C'è un suicidio, c'è una guerra civile? Lascialo! Certo che c'è, non torniamo indietro dal nostro percorso e non faremo l'errore che i nostri nonni hanno fatto nel 1944! E essere tenuto in ostaggio per altri 50 anni -- x1. Dekarata è fatta dall'ex deputity del PD e l'ex capo della PD Elbasan, [...]
C'è un suicidio, c'è una guerra civile? Lascialo! Certo che c'è, non torniamo indietro dal nostro percorso e non faremo l'errore che i nostri nonni hanno fatto nel 1944! E essere tenuto in ostaggio per altri 50 anni -- x1.
Dekarata è fatta dall'ex deputity del DP e dall'ex capo del PD Elbasan, Aureel Bylykbashi, durante la presentazione dell'Alleanza dei Cittadini per la Protezione della Democrazia in questa città, come si riferisce alle voci che secondo lui predicono la Cassandra. Ci sarà una guerra civile, ci saranno fratelli! Dico bene: non permetteremo le elezioni il 30 giugno! La carta cita “Panorama” come un tocco di Bylykbashi.
Parlando del nostro incontro più forte, ha dichiarato davanti ai presenti che devono essere tutti insieme, per chiarire al primo ministro che non lo vogliono.
Dobbiamo essere tutti lì, a Bradashesh e dirgli più chiaramente che mai, che questa città non ti ama, questo posto non ti ama, e non c'è una prigione che possa riportarci indietro! Siamo più chiari che mai! ”- dice tra le altre cose.
Parola di Aureel Bylyqbashi
Non abbiamo paura di niente e nessuno! La democrazia e la libertà sono in gioco! La mia parola ieri nella creazione dell'Alleanza Civica per la Libertà e la Democrazia in Elbasan.
Accolgo con favore l'istituzione dell'Alleanza Civica per la Libertà e la Democrazia nell'Elbasan!
Prima di tutto, voglio portare un messaggio a questa Alleanza e attraverso di essa tutti i cittadini dell'Elbasan...
Se abbiamo avuto elezioni in Albania, la nostra alleanza politica, la nostra alleanza con il cittadino ordinario vince l'elezione!

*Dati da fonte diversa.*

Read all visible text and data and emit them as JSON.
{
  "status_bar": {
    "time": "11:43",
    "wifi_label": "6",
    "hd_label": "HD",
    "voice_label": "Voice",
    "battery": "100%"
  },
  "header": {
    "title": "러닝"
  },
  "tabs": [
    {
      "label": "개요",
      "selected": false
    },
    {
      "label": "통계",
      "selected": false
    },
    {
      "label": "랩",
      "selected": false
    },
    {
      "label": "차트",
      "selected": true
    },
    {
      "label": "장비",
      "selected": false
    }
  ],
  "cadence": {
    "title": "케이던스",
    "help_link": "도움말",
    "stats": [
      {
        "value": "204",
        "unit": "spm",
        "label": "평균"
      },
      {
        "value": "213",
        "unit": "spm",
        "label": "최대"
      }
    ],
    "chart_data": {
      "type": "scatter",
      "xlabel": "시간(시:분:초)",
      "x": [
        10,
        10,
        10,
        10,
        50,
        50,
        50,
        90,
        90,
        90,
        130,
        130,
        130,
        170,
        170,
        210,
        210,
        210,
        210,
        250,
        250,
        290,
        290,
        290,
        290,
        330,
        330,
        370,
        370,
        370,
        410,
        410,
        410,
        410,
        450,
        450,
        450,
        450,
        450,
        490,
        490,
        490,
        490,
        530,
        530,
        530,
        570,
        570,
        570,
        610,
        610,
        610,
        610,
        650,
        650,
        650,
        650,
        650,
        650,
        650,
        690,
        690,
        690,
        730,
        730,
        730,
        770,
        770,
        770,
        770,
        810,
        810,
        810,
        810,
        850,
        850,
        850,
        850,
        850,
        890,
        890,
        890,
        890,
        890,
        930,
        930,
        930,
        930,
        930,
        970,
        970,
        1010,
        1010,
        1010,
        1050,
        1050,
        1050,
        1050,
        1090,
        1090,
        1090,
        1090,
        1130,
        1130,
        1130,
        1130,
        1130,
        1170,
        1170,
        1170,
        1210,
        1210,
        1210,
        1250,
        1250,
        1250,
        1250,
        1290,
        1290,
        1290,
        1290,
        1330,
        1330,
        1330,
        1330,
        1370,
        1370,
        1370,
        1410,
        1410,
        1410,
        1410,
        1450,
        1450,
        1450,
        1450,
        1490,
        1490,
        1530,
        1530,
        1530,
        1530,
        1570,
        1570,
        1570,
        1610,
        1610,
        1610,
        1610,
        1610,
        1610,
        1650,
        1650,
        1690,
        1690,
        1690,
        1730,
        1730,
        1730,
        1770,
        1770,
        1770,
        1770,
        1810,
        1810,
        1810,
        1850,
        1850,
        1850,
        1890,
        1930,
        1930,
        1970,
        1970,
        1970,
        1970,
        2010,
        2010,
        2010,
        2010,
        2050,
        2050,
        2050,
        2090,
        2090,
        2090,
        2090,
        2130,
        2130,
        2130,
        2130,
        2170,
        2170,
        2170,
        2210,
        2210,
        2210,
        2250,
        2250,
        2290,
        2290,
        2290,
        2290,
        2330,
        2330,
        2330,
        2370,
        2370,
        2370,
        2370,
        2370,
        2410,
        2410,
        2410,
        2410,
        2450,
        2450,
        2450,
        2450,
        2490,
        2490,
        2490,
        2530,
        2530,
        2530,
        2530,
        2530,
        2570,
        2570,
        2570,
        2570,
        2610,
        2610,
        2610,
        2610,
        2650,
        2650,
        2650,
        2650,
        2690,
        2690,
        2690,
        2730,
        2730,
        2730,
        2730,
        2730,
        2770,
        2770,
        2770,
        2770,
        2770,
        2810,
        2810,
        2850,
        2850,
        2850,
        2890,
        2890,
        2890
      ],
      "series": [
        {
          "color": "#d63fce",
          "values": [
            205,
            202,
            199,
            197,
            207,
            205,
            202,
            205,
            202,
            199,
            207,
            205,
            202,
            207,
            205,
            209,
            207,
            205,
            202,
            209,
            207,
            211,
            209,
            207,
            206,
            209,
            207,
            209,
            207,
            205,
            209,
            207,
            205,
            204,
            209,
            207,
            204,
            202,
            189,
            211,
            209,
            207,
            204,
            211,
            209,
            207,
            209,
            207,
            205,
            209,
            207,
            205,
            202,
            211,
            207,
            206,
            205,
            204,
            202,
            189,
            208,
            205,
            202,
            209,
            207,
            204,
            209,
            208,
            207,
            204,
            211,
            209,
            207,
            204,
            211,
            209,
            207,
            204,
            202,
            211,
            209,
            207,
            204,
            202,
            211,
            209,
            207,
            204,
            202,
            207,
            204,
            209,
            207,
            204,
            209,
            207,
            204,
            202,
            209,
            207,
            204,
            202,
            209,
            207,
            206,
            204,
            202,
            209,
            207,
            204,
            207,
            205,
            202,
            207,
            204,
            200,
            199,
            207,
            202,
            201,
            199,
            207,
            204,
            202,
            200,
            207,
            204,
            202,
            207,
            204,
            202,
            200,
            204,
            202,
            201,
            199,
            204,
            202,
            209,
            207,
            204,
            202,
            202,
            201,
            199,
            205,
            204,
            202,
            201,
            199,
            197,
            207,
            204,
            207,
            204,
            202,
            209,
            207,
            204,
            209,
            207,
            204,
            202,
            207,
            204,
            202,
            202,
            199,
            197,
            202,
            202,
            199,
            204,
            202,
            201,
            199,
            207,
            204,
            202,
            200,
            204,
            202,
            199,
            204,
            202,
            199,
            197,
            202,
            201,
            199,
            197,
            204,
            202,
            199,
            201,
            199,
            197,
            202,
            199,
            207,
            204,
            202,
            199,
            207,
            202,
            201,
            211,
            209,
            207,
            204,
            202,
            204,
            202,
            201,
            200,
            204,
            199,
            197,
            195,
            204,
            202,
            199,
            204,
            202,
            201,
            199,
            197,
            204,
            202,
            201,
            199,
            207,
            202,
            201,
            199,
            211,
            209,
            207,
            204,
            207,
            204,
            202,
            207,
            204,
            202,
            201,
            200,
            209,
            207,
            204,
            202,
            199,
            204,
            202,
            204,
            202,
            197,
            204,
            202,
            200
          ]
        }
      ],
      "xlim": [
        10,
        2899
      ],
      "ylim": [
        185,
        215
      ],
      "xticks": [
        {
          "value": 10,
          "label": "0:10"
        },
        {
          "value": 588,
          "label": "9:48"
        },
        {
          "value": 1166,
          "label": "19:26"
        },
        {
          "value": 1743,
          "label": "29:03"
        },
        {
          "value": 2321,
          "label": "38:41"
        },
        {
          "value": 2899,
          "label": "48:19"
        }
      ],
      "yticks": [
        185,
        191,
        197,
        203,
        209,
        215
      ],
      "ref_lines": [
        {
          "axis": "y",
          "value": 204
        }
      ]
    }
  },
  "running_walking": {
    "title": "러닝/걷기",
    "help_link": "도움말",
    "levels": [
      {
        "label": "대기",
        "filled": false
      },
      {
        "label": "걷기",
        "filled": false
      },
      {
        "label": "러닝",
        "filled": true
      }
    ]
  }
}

E' questo che li ha fatti andare su una strada sbagliata e portare il paese al suicidio. Questa Alleanza che è stata creata oggi in Elbasan, ma anche creata in 61 Albania Insieme, ha una missione chiara e tagliata, la democrazia albanese è in gioco!
Questo paese ha sacrificato molto per la democrazia, Risto, Demiri, Scientier, Ismaili, decine e centinaia di altri hanno abbandonato la vita e le ossa per la democrazia! Siamo qui oggi per proteggere ciò che abbiamo vinto nel 1990, dopo tanti anni di prigionia, sacrifici, esuli nel nostro paese!
L'alleanza, istituita oggi in Elbasan, deve avere un chiaro programma e obiettivi, non solo sensazionalizzazione, non solo messaggi chiari di democrazia e libertà in Albania, ma abbiamo due eventi in arrivo: il 26, quando il primo ministro Rama viene all'Elbasan per fare il prossimo incontro. Dovremmo essere tutti lì, a Bradashesh e dirgli più chiaramente che mai, che questa città non ti ama, questo posto non ti ama e non c'è una prigione che possa tornare dalla nostra strada! Siamo più chiari che mai!
D'altra parte è il 30. Ci sono molte voci che prevedono la Cassandra, quindi ci saranno guerre civili, ci saranno fratelli! Non permetteremo le elezioni il 30 giugno!
C'è un cognato, una guerra civile? Lascialo! Certo che c'è, non torniamo indietro dal nostro percorso e non faremo l'errore che i nostri nonni hanno fatto nel 1944! E essere tenuto in ostaggio per altri 50 anni. Storia, lasciare che gli storici riscrivano, avevano ragione o avevano ragione. Ci occuperemo dell'evento.
Se la democrazia è minacciata, la libertà è in gioco e le nostre truppe lo proteggeranno, siamo pronti! E sentiamo questo Elbasan e Tirana!
Non siamo qui perché stiamo giocando a politica, è molto più grande quello che stiamo facendo, è una minaccia per la libertà e la democrazia, e abbiamo due modi: o stiamo andando ottenere colpito nel nostro lavoro, nelle nostre imprese, ci metteremo in mezzo alla libertà di parola, o stiamo lasciando l'Albania!
Ho scelto di vivere in questo paese, e come ho fatto tutto questo tempo, combatterò con tutto il potere dello spirito per la democrazia e la libertà! Seguiamo questo messaggio ad ogni cittadino dell'Elbasan!